# Rattling engine noise 2002 Xtrail



## Mitch Kerry (Jun 24, 2019)

Hi all

Appreciate any help all.

Have a rattling noise coming from the driver's side of the engine after driving for around 15-20 mins.

You can hear it if you search youtube for 'Nissan xtrail engine rattle noise - what could this be?' (I can't post links yet)

Any ideas..timing chain perhaps?

thanks!
Mitch


----------



## quadraria10 (Jul 6, 2010)

Mitch it might help if you specified which engine you have and if yours is left hand drive or right hand drive.


----------



## rogoman (Dec 16, 2004)

Mitch Kerry said:


> Hi all
> 
> Appreciate any help all.
> 
> ...


Is the rattling noise also occurring during idle? If you rev the engine up, does the frequency of the sound change?


----------



## Mitch Kerry (Jun 24, 2019)

Hi..thanks all

Sorry..RH drive (Australia) and it's a T30 2.5L CVT ST 2002.

When it starts, it happens during idle. Can't recall if it changes pitch when accelerating but I don't think it does.

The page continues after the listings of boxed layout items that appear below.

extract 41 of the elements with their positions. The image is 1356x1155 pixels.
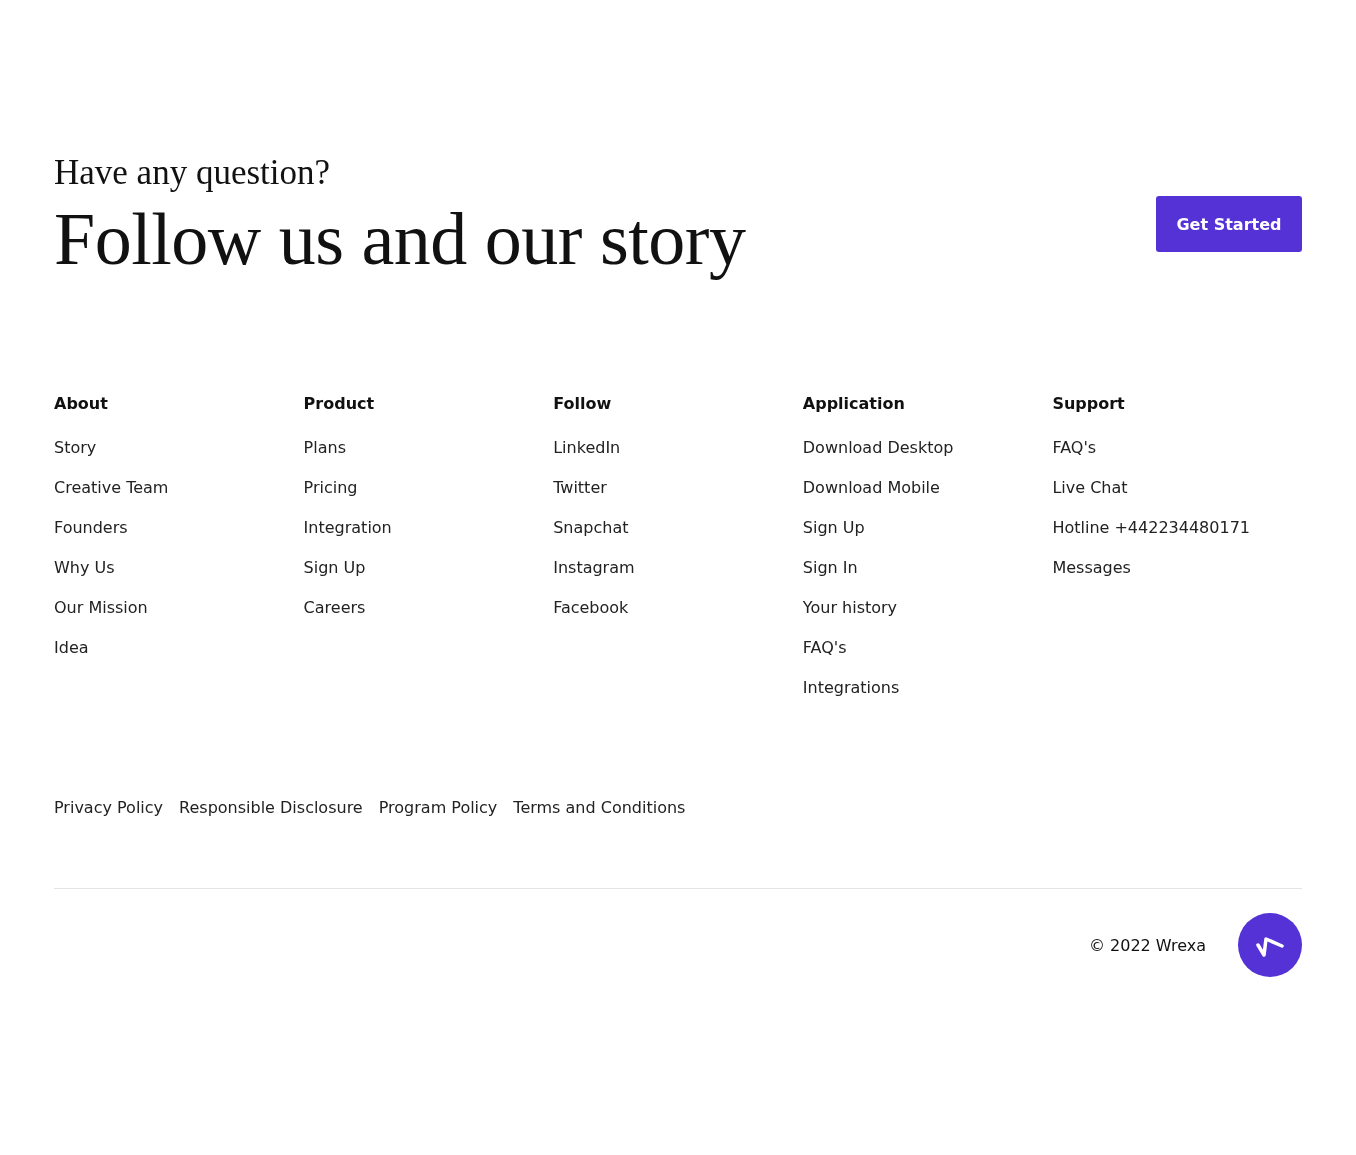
legal-link[interactable]: Privacy Policy bbox=[54, 796, 164, 820]
section-title: Follow us and our story bbox=[54, 197, 746, 282]
column-heading: About bbox=[54, 393, 108, 415]
footer-link[interactable]: Download Desktop bbox=[802, 436, 954, 460]
footer-link[interactable]: Integration bbox=[303, 516, 392, 540]
footer-link[interactable]: Founders bbox=[54, 516, 128, 540]
footer-link[interactable]: Sign In bbox=[802, 556, 858, 580]
footer-link[interactable]: Facebook bbox=[553, 596, 629, 620]
footer-link[interactable]: Download Mobile bbox=[802, 476, 940, 500]
footer-link[interactable]: Our Mission bbox=[54, 596, 148, 620]
legal-link[interactable]: Terms and Conditions bbox=[513, 796, 686, 820]
footer-link[interactable]: Integrations bbox=[802, 676, 900, 700]
footer-link[interactable]: LinkedIn bbox=[553, 436, 621, 460]
footer-link[interactable]: Your history bbox=[802, 596, 898, 620]
column-heading: Application bbox=[802, 393, 905, 415]
column-heading: Follow bbox=[553, 393, 612, 415]
footer-link[interactable]: Sign Up bbox=[802, 516, 865, 540]
legal-link[interactable]: Program Policy bbox=[378, 796, 498, 820]
footer-link[interactable]: Pricing bbox=[303, 476, 358, 500]
footer-link[interactable]: Instagram bbox=[553, 556, 635, 580]
footer-link[interactable]: Live Chat bbox=[1052, 476, 1128, 500]
footer-link[interactable]: Careers bbox=[303, 596, 366, 620]
footer-link[interactable]: Creative Team bbox=[54, 476, 169, 500]
footer-link[interactable]: Snapchat bbox=[553, 516, 629, 540]
footer-link[interactable]: Idea bbox=[54, 636, 89, 660]
logo-icon[interactable] bbox=[1238, 913, 1302, 977]
column-heading: Product bbox=[303, 393, 375, 415]
footer-link[interactable]: Hotline +442234480171 bbox=[1052, 516, 1250, 540]
column-heading: Support bbox=[1052, 393, 1125, 415]
footer-link[interactable]: Plans bbox=[303, 436, 346, 460]
footer-link[interactable]: Messages bbox=[1052, 556, 1131, 580]
copyright-text: © 2022 Wrexa bbox=[1088, 935, 1206, 955]
footer-link[interactable]: FAQ's bbox=[1052, 436, 1097, 460]
legal-link[interactable]: Responsible Disclosure bbox=[179, 796, 363, 820]
footer-link[interactable]: Why Us bbox=[54, 556, 115, 580]
footer-link[interactable]: Story bbox=[54, 436, 97, 460]
footer-link[interactable]: Sign Up bbox=[303, 556, 366, 580]
footer-link[interactable]: Twitter bbox=[553, 476, 607, 500]
get-started-button[interactable]: Get Started bbox=[1156, 196, 1302, 252]
footer-link[interactable]: FAQ's bbox=[802, 636, 847, 660]
section-eyebrow: Have any question? bbox=[54, 152, 332, 194]
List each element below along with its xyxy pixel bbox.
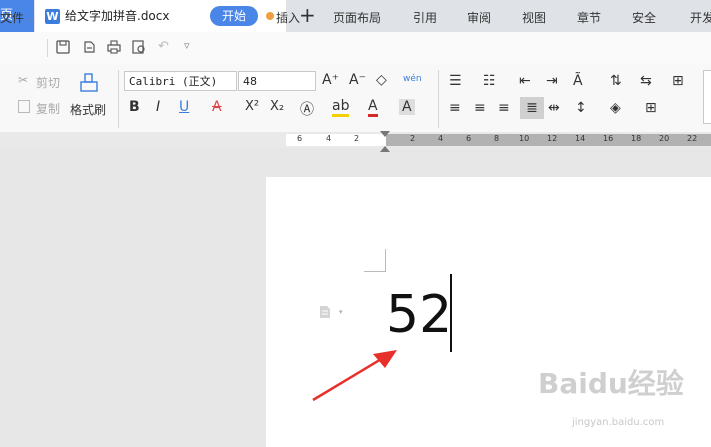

I had it at Nissan for the airbag replacement and told them about it..they said it probably wasn't the timing chain but for me to monitor.


----------



## QuentinC (Jan 29, 2020)

Hello Mitch, did you ever solve this mystery?


----------



## wepcorp (Jan 30, 2020)

For rattling noise. It is the timing chain. It has either become loose. The recommendation though is that putting new timing chain system is much better.


----------



## rogoman (Dec 16, 2004)

Mitch Kerry said:


> Hi all
> 
> Appreciate any help all.
> 
> ...


Well Mitch, I listened to it on Youtube and being that it's at the front of the engine, it could be a failed timing chain tensioner causing the chain to hit the inside of the timing cover or the alternator bearings are shot. Temporarily remove the belt that drives the alternator and see if the noise goes away; if so, replace the alternator or get it repaired. If the noise is still there, it's probably the timing chain. Obtain a long screw driver; place the tip of the screw driver against the timing chain cover and the end of the handle against your ear to verify if that's where the noise is coming from. You can move the screw driver around to different parts of the engine to pin-point the noise if it's not the timing chain. Just like a doctor when they check your chest with a stethoscope.


----------